A: In general: No you cannot, because dimension. What is
$$2+\begin{bmatrix} a & b\\ c & d\end{bmatrix}$$
supposed to mean?
$$\begin{bmatrix}a+ 2 & b \\ c & d\end{bmatrix}? \;\; \begin{bmatrix}a+2&b+2\\c+2&d+2\end{bmatrix}? \;\; \begin{bmatrix}a+2&b\\c&d+2\end{bmatrix}?$$
What I want to say is: There is no obvious choice, what scalar + matrix is supposed to mean. If you want to use such notation, you will have to make clear, what kind of choice you made.
A: What you want is a map $k\times M_n(k) \to M_n(k)$. Scalar multiplication is such a map, for example. This wouldn't be considered an operation, but an action. Anyway, not to go into too much details, there is obviously many ways to do it, but you would probably want some axioms to hold as well.

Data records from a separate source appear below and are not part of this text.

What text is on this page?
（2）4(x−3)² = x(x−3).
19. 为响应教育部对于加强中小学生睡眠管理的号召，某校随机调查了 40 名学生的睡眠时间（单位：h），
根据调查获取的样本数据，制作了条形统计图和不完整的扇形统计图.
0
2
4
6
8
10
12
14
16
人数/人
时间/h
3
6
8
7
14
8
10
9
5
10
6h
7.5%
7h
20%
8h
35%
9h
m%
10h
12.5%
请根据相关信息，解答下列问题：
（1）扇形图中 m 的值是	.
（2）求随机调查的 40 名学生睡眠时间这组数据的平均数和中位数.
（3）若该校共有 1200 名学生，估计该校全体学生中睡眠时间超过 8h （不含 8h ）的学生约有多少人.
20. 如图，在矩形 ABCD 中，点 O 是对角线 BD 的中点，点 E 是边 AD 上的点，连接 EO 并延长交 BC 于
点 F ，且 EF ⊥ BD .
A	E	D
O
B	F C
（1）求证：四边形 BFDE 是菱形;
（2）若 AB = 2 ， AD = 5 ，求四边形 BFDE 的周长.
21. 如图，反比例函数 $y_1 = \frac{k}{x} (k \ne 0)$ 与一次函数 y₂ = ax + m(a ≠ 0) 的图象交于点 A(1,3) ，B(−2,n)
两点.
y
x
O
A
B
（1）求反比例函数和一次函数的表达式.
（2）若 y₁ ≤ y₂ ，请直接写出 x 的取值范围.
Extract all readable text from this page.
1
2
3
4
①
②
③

One natural way to do it is pick any matrix $E\in M_n(k)$ and define $$\alpha + A := \alpha E + A$$ where the right hand side operations are the standard ones. Notice that $$(\alpha + \beta) + A = (\alpha + \beta)E + A = \alpha E + (\beta E + A) = \alpha + (\beta + A),\\ 0 + A = 0\cdot E + A = A,$$ so this defines an action of the additive group $(k,+)$.